Some in Kansas point to marijuana to help compensate for budget shortfall


TOPEKA, Ks. — Kansas is expecting to face a $653 million budget shortfall in the coming years.

Our Capitol Bureau Reporter, Korinne Griffith, explains why some are pointing to marijuana as a fix.

The end of the legislative session means the end of another push to legalize marijuana in Kansas.

But some are saying the state needs it now more than ever.

According to the Kansas Division of Budget, the state is projected to collect $1.3 billion less than expected in taxes over the next two fiscal years.

And proponents of legalizing medical marijuana in the state say marijuana sales tax revenue could help.

J. Andrew Ericson Sr., Kansas Cannabis Business Association, said, “With a budget that’s just absolutely destroyed in the state of Kansas, it would be something that would very much help with multiple different things.”

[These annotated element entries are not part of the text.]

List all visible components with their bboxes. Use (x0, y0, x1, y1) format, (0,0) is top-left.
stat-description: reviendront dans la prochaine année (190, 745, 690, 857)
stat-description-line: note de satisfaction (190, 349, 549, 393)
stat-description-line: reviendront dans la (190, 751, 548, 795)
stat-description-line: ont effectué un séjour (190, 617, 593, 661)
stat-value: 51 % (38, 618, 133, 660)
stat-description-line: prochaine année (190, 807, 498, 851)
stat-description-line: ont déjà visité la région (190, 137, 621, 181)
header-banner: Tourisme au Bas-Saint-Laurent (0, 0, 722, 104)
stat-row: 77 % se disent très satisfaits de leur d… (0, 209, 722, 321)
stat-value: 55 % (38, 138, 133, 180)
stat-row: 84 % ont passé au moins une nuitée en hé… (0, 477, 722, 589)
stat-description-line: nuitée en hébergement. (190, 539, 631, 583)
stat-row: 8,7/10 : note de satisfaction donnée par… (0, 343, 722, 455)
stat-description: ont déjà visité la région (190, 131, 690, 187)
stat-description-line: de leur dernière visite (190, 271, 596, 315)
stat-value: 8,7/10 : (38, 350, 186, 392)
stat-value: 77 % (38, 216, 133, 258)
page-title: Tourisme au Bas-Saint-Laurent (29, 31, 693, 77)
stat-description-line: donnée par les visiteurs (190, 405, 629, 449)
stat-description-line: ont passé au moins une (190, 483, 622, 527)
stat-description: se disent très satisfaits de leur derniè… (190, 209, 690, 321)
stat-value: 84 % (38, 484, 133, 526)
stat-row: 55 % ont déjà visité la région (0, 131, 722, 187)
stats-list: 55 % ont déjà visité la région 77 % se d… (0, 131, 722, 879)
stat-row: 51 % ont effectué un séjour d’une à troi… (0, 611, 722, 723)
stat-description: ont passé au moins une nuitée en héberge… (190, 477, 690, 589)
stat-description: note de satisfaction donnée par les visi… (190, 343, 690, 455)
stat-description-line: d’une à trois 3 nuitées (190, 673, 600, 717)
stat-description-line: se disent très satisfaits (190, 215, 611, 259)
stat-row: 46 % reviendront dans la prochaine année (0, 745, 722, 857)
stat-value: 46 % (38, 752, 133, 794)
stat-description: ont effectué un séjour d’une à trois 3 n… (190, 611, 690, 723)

Bordering states, such as Missouri and Oklahoma, have legalized medical marijuana.

According to the Oklahoma state government, the state brought in more than $39 million in medical marijuana revenue so far in June.

Advocates with the Kansas Cannabis Business Association project that Kansas could bring in approximately $200 million in tax revenue over 5 years.

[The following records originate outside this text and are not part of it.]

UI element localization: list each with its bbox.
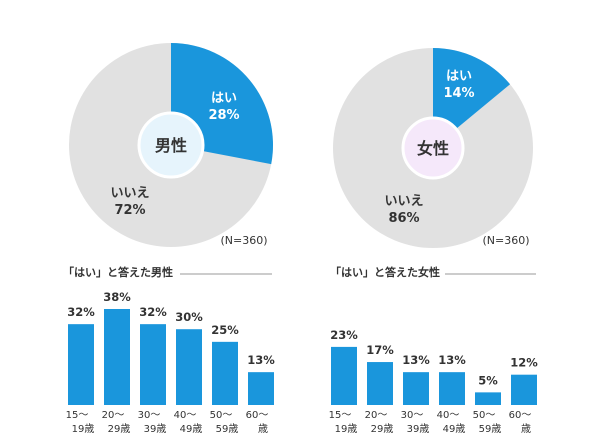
bar-value-label: 13% [438, 353, 466, 367]
bar [140, 324, 166, 405]
category-label: 60〜 [509, 410, 532, 421]
bar [403, 372, 429, 405]
sample-size-note: (N=360) [482, 234, 529, 247]
bar-value-label: 23% [330, 328, 358, 342]
bar-value-label: 30% [175, 310, 203, 324]
category-label: 30〜 [138, 410, 161, 421]
pie-label-no: いいえ [384, 194, 423, 209]
category-label: 29歳 [371, 423, 394, 435]
pie-value-yes: 14% [443, 86, 474, 101]
category-label: 50〜 [210, 410, 233, 421]
bar-value-label: 17% [366, 343, 394, 357]
category-label: 29歳 [108, 423, 131, 435]
bar [439, 372, 465, 405]
category-label: 39歳 [144, 423, 167, 435]
bar-chart-title: 「はい」と答えた男性 [63, 265, 173, 279]
bar [212, 341, 238, 405]
bar [511, 374, 537, 405]
bar-value-label: 32% [139, 305, 167, 319]
bar-chart-title: 「はい」と答えた女性 [330, 265, 440, 279]
category-label: 20〜 [365, 410, 388, 421]
bar-value-label: 5% [478, 373, 498, 387]
category-label: 59歳 [216, 423, 239, 435]
bar-value-label: 13% [402, 353, 430, 367]
pie-value-no: 86% [388, 211, 419, 226]
bar-value-label: 13% [247, 353, 275, 367]
bar [367, 362, 393, 405]
category-label: 20〜 [102, 410, 125, 421]
bar-value-label: 25% [211, 323, 239, 337]
pie-value-yes: 28% [208, 108, 239, 123]
category-label: 50〜 [473, 410, 496, 421]
category-label: 歳 [258, 423, 268, 435]
category-label: 49歳 [180, 423, 203, 435]
pie-slice-yes [433, 48, 511, 148]
pie-value-no: 72% [114, 203, 145, 218]
category-label: 15〜 [66, 410, 89, 421]
bar-value-label: 38% [103, 290, 131, 304]
pie-center-label: 女性 [417, 139, 449, 158]
category-label: 59歳 [479, 423, 502, 435]
pie-label-no: いいえ [110, 186, 149, 201]
bar [176, 329, 202, 405]
category-label: 49歳 [443, 423, 466, 435]
bar [475, 392, 501, 405]
pie-center [401, 116, 465, 180]
pie-center [137, 111, 205, 179]
category-label: 60〜 [246, 410, 269, 421]
category-label: 15〜 [329, 410, 352, 421]
pie-label-yes: はい [446, 69, 472, 84]
sample-size-note: (N=360) [220, 234, 267, 247]
category-label: 歳 [521, 423, 531, 435]
category-label: 40〜 [174, 410, 197, 421]
bar [68, 324, 94, 405]
bar [104, 309, 130, 405]
bar [331, 346, 357, 405]
category-label: 40〜 [437, 410, 460, 421]
category-label: 19歳 [335, 423, 358, 435]
pie-center-label: 男性 [155, 136, 187, 155]
category-label: 19歳 [72, 423, 95, 435]
category-label: 39歳 [407, 423, 430, 435]
bar-value-label: 32% [67, 305, 95, 319]
bar-value-label: 12% [510, 356, 538, 370]
category-label: 30〜 [401, 410, 424, 421]
bar [248, 372, 274, 405]
pie-label-yes: はい [211, 91, 237, 106]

But opponents say, legalization comes with a heavy cost.

Dr. Eric Voth, Addiction and Pain Medicine Specialist, said, “Increased adolescent addiction, increase opiate use, increased opiate overdoses. So there’s a lot that follows along and so then you get into the social costs.”

Dr. Eric Voth also argues that there are THC and CBD medications available to treat pain that have been FDA approved — while medical marijuana is not.

Governor Kelly told me at the beginning of the legislative session in January, that she would support a bill to legalize medical marijuana in Kansas.

No bill made it to her desk this year.